Sartre opens the chapter by asking "Why, then, are we not simply Marxists?". Marxism provides guiding principles and problems, but not knowledge. Contemporary Marxists regard Marxist theory as a source of actual knowledge, but Sartre sees it only as a set of problems in search of a method. As in the first chapter, Sartre sees Marxism's flaw in rigidity: an "a priori" theory that forces events into "prefabricated molds." Sartre again turns to Lukács, his foil. He ascribes to Lukács the opinion that the realization of German existentialism was Nazism while French existentialism can be dismissed as a petits bourgeois reaction to the German occupation. Sartre rejects Lukács' view by pointing out that, while Heidegger embraced the Nazis, Jaspers did not. Sartre also began work on his philosophy in 1930 and was wrapping up his work by the time of the occupation. He argues that, as a Marxist, Lukács is incapable of understanding Heidegger and existentialism. Marxism takes events and constructs universals, then imposes those universals on subsequent events. Existentialism does not assume a single, real totality, but sees history as an interactive relationship between events and humans.
Sartre turns to the example of the French Revolution. While Marxists have argued that the complicated events of the Revolution can be broken down into class conflict, Sartre says the Revolution cannot be understood only on the terms of Marxist class analysis.
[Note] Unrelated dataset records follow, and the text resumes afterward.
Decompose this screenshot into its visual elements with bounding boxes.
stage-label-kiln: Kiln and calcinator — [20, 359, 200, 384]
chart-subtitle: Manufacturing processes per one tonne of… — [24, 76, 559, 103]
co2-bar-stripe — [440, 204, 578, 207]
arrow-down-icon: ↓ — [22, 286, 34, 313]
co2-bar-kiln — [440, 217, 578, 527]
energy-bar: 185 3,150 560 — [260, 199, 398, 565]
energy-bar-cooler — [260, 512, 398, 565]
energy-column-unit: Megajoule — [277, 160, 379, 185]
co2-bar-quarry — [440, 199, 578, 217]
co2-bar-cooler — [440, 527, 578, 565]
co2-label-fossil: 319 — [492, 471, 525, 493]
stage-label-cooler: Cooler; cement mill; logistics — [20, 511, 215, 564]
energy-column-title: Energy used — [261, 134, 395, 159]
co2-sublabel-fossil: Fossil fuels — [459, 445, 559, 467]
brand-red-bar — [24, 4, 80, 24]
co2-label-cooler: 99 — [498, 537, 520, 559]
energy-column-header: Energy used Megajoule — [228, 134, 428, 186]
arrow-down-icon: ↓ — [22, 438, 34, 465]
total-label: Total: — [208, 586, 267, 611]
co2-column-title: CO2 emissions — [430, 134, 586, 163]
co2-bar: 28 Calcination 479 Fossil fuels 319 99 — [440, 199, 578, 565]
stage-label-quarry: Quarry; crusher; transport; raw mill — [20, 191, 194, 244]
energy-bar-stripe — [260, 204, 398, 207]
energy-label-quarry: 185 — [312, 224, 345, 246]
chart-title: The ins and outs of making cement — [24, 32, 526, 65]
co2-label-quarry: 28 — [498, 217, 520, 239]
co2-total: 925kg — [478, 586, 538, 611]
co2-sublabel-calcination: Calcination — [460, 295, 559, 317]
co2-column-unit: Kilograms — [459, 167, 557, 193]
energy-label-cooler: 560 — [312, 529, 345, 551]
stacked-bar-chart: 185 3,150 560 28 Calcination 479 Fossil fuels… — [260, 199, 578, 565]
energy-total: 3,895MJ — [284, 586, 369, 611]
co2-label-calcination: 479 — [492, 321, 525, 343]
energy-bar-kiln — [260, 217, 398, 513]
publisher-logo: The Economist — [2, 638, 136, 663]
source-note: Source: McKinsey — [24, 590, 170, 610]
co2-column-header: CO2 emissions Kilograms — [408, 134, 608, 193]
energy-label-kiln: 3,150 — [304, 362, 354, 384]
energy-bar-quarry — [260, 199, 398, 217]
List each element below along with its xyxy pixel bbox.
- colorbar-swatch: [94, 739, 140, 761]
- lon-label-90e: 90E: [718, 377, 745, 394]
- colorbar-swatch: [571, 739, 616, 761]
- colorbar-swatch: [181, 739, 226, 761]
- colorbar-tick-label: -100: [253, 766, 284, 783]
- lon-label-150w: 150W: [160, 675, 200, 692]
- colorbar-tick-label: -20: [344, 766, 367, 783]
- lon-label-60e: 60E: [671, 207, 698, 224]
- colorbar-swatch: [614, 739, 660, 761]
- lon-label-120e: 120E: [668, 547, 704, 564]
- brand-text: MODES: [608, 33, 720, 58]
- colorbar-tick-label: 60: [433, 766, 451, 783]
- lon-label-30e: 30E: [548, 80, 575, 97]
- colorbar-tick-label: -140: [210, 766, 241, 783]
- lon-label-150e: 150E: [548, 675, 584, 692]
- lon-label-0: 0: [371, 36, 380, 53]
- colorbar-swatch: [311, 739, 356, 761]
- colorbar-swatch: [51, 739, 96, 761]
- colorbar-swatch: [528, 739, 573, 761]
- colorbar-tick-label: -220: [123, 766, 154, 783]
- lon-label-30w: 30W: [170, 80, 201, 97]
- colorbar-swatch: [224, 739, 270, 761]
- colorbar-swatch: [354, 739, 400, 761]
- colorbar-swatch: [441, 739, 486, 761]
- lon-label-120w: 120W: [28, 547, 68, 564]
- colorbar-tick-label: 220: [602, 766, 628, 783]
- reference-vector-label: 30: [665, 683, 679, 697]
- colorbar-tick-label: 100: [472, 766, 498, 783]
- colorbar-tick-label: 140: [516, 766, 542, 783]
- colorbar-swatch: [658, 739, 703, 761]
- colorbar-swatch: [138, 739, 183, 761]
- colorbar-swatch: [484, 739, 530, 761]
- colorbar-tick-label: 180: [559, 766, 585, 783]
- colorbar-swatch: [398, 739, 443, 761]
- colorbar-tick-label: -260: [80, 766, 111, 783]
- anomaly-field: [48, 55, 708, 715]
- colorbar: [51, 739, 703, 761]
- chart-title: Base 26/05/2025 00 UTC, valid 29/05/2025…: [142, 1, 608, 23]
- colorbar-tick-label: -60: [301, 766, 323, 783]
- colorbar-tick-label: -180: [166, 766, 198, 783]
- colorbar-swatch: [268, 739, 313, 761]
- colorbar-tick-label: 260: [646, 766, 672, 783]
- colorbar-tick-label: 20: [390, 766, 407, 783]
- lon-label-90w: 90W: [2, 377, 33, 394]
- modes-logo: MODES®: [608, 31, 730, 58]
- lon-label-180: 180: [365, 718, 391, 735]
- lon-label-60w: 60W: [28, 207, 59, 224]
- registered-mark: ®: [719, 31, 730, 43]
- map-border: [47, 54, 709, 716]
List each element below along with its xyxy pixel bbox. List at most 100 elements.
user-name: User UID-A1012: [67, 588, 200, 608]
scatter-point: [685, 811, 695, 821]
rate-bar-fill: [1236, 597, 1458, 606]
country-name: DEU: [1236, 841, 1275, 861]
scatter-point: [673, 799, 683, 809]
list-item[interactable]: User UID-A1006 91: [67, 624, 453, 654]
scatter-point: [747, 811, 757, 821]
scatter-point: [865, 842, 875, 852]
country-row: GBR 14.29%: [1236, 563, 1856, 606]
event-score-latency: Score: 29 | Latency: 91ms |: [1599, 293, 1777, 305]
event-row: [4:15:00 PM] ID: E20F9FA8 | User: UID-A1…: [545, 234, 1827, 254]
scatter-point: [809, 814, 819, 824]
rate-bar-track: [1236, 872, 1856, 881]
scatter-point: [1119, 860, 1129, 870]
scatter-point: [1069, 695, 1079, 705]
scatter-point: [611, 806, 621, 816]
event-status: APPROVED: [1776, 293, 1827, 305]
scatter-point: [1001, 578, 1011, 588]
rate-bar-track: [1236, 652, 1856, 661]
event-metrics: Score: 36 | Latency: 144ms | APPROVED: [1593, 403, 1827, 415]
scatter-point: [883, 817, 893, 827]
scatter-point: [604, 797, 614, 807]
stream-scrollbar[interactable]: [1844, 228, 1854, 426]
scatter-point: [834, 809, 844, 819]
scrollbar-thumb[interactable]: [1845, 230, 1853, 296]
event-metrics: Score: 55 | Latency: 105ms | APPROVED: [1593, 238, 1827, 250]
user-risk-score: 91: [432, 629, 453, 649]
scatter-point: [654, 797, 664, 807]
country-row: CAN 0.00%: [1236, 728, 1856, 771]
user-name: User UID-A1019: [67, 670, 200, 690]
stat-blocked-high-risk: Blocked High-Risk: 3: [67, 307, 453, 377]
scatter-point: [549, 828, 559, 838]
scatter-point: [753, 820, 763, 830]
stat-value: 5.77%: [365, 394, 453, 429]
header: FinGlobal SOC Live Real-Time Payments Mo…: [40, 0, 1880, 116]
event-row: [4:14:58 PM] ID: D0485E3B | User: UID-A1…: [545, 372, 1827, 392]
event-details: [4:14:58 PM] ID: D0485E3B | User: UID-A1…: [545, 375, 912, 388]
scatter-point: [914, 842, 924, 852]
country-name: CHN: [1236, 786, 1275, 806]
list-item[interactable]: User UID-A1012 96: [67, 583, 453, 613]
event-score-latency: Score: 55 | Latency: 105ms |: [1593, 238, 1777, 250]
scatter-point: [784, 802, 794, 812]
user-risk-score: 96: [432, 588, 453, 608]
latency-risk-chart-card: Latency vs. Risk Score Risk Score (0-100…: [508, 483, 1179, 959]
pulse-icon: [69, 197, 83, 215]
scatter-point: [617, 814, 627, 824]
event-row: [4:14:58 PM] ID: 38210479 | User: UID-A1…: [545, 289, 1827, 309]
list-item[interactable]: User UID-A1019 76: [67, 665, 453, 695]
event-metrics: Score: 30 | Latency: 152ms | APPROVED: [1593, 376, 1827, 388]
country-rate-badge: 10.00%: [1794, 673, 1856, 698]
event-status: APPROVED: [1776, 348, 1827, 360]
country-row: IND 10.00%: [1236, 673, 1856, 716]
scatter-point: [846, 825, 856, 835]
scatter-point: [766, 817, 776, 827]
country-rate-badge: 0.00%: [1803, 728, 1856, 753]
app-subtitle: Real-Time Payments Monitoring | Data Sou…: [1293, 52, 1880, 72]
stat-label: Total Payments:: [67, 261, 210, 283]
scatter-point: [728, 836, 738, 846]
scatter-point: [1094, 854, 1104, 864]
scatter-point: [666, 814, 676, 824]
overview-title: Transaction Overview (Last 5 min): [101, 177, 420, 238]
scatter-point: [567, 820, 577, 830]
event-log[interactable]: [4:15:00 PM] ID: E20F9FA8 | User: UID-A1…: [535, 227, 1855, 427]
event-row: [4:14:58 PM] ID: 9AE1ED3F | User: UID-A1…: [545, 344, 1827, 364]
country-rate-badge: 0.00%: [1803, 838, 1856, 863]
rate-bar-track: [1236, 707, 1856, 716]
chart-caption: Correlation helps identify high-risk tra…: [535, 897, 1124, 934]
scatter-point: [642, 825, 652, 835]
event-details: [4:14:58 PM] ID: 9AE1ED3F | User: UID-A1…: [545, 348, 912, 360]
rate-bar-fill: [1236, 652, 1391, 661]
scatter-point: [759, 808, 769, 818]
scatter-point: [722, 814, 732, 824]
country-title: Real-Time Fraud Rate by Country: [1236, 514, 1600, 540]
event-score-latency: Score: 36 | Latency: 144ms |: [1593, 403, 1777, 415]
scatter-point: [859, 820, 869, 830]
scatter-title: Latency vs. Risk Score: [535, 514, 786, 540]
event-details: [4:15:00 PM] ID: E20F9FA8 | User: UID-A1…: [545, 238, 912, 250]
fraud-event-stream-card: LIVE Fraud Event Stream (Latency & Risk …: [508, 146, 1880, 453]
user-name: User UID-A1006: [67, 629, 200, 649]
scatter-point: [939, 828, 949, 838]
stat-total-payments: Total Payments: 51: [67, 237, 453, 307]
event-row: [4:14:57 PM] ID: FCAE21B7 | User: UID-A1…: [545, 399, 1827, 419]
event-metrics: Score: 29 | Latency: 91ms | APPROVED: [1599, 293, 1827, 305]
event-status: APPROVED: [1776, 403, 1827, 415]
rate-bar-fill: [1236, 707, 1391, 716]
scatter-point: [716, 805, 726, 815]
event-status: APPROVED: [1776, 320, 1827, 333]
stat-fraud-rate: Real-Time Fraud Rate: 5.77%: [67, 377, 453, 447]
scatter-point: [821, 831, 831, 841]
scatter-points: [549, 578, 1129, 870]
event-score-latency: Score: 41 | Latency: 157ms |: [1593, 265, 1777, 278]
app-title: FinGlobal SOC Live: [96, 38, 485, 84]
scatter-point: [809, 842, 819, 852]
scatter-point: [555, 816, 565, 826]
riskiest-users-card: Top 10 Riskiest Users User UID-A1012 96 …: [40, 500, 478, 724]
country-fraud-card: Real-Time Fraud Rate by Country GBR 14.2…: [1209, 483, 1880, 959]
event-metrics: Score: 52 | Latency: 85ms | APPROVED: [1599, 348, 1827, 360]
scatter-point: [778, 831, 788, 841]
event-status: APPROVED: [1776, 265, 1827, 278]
He proposes a process of "mediations" to analyze how ideological and social factors guide the course of history, which is only indirectly influenced by economics and class.
In the introduction to her translation of Search for a Method, the philosopher Hazel Barnes compares Sartre's views of Marx and Marxism to those of Erich Fromm, as expressed in Marx's Concept of Man (1961). The philosopher Walter Kaufmann argues that Sartre's embrace of Marxism represents the end of existentialism, since following the publication of Search for a Method, neither Sartre nor any other major thinker writes as an existentialist (though Kaufmann adds that existentialism understood in a looser sense continues).